Full rollers don't have any axis tilt and they can only increase axis rotation but so much before they make the shot unplayable.

If you were to switch to a 3/4 roller where the ball tracks next to the fingers and thumb or as far as 1" away from them, then you would see an increase in the optimum roll area as the ball would then have some axis tilt to lose before rolling out.

What causes a full roller is a clock wise rotation of the hand at the point of release. As the thumb exits the ball the fingers rotate slightly clockwise (right handed) and throw the thumb out into the track. If you rotate your hand counter clockwise (right handed) you would pull the thumb away from the track.

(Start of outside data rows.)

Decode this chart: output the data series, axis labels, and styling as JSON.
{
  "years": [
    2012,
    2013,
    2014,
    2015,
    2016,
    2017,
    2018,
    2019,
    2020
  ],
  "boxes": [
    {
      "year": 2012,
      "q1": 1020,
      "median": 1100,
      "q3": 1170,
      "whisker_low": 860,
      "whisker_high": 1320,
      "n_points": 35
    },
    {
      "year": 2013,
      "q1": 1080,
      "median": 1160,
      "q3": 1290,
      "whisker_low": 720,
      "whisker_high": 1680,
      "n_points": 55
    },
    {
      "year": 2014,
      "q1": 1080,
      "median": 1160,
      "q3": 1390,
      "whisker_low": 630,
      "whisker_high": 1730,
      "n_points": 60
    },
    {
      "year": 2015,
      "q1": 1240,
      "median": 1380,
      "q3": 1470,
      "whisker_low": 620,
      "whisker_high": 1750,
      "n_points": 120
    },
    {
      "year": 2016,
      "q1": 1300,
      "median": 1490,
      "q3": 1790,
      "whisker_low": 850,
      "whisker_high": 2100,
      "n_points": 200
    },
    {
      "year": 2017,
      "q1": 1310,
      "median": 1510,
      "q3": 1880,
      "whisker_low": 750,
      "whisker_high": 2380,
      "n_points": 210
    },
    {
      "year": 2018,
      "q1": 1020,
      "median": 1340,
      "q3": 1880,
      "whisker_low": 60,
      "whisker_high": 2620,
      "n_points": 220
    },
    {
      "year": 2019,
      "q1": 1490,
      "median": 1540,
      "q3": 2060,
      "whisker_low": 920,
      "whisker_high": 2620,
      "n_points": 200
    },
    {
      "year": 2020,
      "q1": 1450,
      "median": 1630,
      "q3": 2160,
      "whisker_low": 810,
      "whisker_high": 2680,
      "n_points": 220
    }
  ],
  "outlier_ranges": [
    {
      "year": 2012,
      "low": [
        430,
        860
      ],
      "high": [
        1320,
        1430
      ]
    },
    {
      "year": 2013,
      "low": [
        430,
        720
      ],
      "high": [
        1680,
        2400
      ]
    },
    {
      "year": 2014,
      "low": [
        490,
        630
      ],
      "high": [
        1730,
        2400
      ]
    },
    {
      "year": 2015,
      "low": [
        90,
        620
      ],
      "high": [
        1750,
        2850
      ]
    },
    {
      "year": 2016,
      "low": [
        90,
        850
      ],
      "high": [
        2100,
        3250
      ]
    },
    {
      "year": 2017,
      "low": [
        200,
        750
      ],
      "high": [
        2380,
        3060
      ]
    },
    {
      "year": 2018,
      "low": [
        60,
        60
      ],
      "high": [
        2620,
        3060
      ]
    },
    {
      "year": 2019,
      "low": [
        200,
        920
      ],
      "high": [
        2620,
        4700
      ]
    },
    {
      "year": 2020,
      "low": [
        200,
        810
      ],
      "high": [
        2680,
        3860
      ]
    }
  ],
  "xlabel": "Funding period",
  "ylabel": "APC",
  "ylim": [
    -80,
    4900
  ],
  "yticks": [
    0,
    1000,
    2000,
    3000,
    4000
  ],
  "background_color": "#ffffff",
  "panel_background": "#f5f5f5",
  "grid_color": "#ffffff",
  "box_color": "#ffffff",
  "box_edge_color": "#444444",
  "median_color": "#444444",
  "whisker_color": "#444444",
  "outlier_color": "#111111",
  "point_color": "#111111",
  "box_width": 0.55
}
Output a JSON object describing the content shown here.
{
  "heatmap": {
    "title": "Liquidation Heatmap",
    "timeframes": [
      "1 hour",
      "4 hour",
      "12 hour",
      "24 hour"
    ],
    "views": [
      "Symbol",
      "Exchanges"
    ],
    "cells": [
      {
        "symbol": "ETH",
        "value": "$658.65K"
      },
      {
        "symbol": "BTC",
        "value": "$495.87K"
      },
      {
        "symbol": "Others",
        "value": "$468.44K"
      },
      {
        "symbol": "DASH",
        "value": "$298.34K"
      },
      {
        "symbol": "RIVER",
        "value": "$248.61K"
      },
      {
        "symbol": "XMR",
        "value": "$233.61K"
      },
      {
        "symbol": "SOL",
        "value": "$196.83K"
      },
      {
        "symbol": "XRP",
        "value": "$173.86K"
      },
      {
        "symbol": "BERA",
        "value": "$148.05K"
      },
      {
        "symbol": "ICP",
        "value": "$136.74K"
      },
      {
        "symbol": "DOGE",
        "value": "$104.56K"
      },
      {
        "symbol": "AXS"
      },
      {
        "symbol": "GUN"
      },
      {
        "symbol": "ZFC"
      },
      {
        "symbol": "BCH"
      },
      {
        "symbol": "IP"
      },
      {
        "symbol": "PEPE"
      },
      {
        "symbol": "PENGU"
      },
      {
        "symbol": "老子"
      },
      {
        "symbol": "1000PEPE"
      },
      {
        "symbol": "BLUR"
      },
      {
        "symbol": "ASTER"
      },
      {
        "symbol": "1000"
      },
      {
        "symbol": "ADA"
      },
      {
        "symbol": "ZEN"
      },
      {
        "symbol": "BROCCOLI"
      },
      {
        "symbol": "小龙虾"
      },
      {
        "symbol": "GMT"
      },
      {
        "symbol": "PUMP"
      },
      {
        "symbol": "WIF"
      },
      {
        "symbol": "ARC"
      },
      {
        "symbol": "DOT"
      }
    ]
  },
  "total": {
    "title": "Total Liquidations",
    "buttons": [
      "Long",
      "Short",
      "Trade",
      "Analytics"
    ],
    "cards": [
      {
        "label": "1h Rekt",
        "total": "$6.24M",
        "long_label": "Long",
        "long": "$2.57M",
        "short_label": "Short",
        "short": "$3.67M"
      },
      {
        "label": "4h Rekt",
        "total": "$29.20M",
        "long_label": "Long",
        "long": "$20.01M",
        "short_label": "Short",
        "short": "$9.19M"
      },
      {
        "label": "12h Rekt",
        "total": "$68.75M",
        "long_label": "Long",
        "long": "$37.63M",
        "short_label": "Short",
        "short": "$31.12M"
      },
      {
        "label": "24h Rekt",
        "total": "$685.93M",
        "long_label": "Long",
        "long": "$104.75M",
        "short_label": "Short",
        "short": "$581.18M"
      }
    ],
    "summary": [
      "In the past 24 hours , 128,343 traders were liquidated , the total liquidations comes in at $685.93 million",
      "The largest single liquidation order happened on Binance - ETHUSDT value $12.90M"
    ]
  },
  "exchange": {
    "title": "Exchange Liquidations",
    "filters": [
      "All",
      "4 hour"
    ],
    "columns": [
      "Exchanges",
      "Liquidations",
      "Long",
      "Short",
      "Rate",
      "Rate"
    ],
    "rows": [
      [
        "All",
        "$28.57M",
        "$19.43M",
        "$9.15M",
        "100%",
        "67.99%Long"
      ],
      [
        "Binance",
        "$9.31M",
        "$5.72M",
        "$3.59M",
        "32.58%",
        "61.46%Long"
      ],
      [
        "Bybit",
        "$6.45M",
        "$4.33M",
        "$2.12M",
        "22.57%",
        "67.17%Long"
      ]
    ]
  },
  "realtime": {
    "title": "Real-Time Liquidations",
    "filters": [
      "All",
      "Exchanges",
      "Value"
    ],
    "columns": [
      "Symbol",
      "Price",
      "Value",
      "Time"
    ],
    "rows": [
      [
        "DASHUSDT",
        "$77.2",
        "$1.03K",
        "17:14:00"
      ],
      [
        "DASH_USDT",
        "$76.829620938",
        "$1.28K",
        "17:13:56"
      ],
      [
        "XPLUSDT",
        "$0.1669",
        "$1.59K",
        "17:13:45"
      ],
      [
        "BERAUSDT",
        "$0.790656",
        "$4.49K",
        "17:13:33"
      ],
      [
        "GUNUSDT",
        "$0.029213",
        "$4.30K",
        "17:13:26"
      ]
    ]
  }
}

Full roller drilling do not affect the movement of the ball, they only help prevent the ball from flaring over the holes by making it flare backwards away from the thumb.

#105425 - 10/16/09 09:27 AM Re: Another full roller question [Re: CoachJim]
Dennis Michael Online   jestera
Virtual League Champion

Registered: 12/11/05
Posts: 9681
A/S/L: M/Barrington, Ill
Back in the days of shellac lanes, bowlers had to affect the ball to hook, and the Full-roller was the best way to do it. Balls didn't have offset weights as they do today, but just a pancake weight on the top, where the finger holes would be drilled. So, where today's balls are hooked by the placement of the internal weight and the cover, yesterday's balls were hooked by the finger manipulation at the release.

The full-roller release was the favored way to produce a hook. The ball was released with the thumb and the middle finger at the same time. At the release, the fingers imparted a side rotation. This gave the ball a full rotation that tracked between the thumb and fingers, but it had very little tilt, if any. Additional hook was given by manipulating the fingers to turn the axis of rotation. Many full-roller bowlers developed calluses on the index finger sides of their finger nails and the inside of their thumbs in trying to hook balls this way. The hand had the thumb at 10 o'clock and the fingers at 3. Bowler's hands used to be ugly and disfigured because of these calluses. Bowlers like [censored] Hoover were successful with this release, causing the ball to have a down and in trajectory, but fairly straight into the pocket.

When lacquer replaced shellac, the full rollers couldn't roll a hook, no matter what they did. They would fold their fingers at the release, and go into a finger snapping motion to get it to hook. Others rotated their hands radically which caused the ball to spin more.

As offset weights became popular, many full rollers developed more side turn and finger hits on the ball to maintain their hook. Billy Golembiewski is an example of this. His track actually moved to outside of the middle finger and inside of the thumb on an angle.

Yes, the full roller track rolls the entire length on the ball surface, and between the thumb and the fingers. If a full roller were to use any conventional finger placement on today's offset weighted balls, the track would be over the finger holes.

John Jowdy calls the full roller one of the 7 ineffective rolls for a strike ball, along with the back up, full spinner and fingers first, end over end, with little hitting power and deflection.